Conformational and Electrostatic Control of PET in TTz–TPA Fluorophores for Butyl Nitrite Vapor Sensing

Abstract

This work presents a conformation-regulated donor–acceptor–donor (D–A–D) platform based on thiazolo[5,4-d]thiazole (TTz) and triphenylamine (TPA) to reveal how kinetic accessibility controls photoinduced electron transfer (PET) toward butyl nitrite. Para/ortho methoxy substitution on the TPA donors modulates electron-density distribution and steric/conformational accessibility, producing distinct recognition regimes despite comparable thermodynamic feasibility for PET. TTz-1 shows no detectable interaction, TTz-2 undergoes collision-controlled dynamic quenching, and TTz-3 forms a ground-state association leading to a static–dynamic mixed mechanism.
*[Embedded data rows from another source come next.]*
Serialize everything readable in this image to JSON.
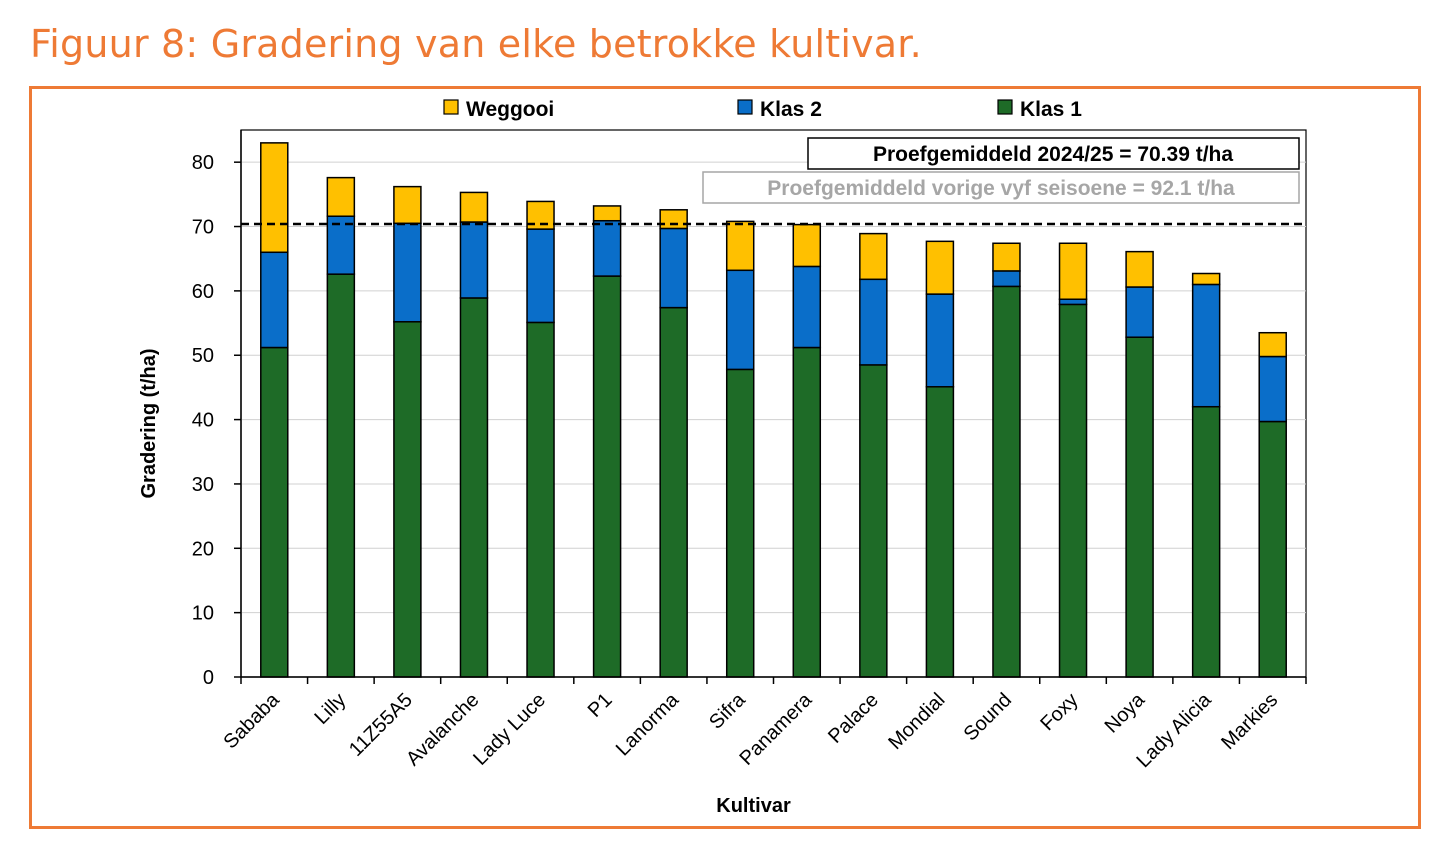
{
  "figure_title": "Figuur 8: Gradering van elke betrokke kultivar.",
  "colors": {
    "title": "#ee7a35",
    "frame": "#ee7a35",
    "klas1": "#1e6b27",
    "klas2": "#0a6ec9",
    "weggooi": "#ffc000",
    "grid": "#d0d0d0",
    "avg_prev_text": "#a6a6a6"
  },
  "chart_data": {
    "type": "bar",
    "stacked": true,
    "title": "",
    "xlabel": "Kultivar",
    "ylabel": "Gradering (t/ha)",
    "ylim": [
      0,
      85
    ],
    "yticks": [
      0,
      10,
      20,
      30,
      40,
      50,
      60,
      70,
      80
    ],
    "grid": true,
    "legend_position": "top",
    "categories": [
      "Sababa",
      "Lilly",
      "11Z55A5",
      "Avalanche",
      "Lady Luce",
      "P1",
      "Lanorma",
      "Sifra",
      "Panamera",
      "Palace",
      "Mondial",
      "Sound",
      "Foxy",
      "Noya",
      "Lady Alicia",
      "Markies"
    ],
    "series": [
      {
        "name": "Klas 1",
        "color_key": "klas1",
        "values": [
          51.2,
          62.6,
          55.2,
          58.9,
          55.1,
          62.3,
          57.4,
          47.8,
          51.2,
          48.5,
          45.1,
          60.7,
          57.9,
          52.8,
          42.0,
          39.7
        ]
      },
      {
        "name": "Klas 2",
        "color_key": "klas2",
        "values": [
          14.8,
          9.0,
          15.3,
          11.8,
          14.5,
          8.6,
          12.3,
          15.4,
          12.6,
          13.3,
          14.4,
          2.4,
          0.8,
          7.8,
          19.0,
          10.1
        ]
      },
      {
        "name": "Weggooi",
        "color_key": "weggooi",
        "values": [
          17.0,
          6.0,
          5.7,
          4.6,
          4.3,
          2.3,
          2.9,
          7.6,
          6.5,
          7.1,
          8.2,
          4.3,
          8.7,
          5.5,
          1.7,
          3.7
        ]
      }
    ],
    "legend_order": [
      "Weggooi",
      "Klas 2",
      "Klas 1"
    ],
    "reference_line": {
      "value": 70.39,
      "style": "dashed"
    },
    "annotations": [
      {
        "key": "avg_current",
        "text": "Proefgemiddeld 2024/25 = 70.39 t/ha"
      },
      {
        "key": "avg_previous",
        "text": "Proefgemiddeld vorige vyf seisoene = 92.1 t/ha"
      }
    ]
  }
}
Spectroscopy, femtosecond transient absorption, 1H NMR titration, and DFT/TD-DFT calculations identify electrostatic anchoring and spatial accessibility as decisive parameters that determine whether PET is kinetically realized. As solid-state fluorescent films, the probes enable butyl nitrite vapor sensing with a lowest detectable concentration of 6.4 ppt and a fast response time of 5 s. This study establishes a structure–recognition–function framework for designing fluorescent sensors for volatile electron-deficient analytes.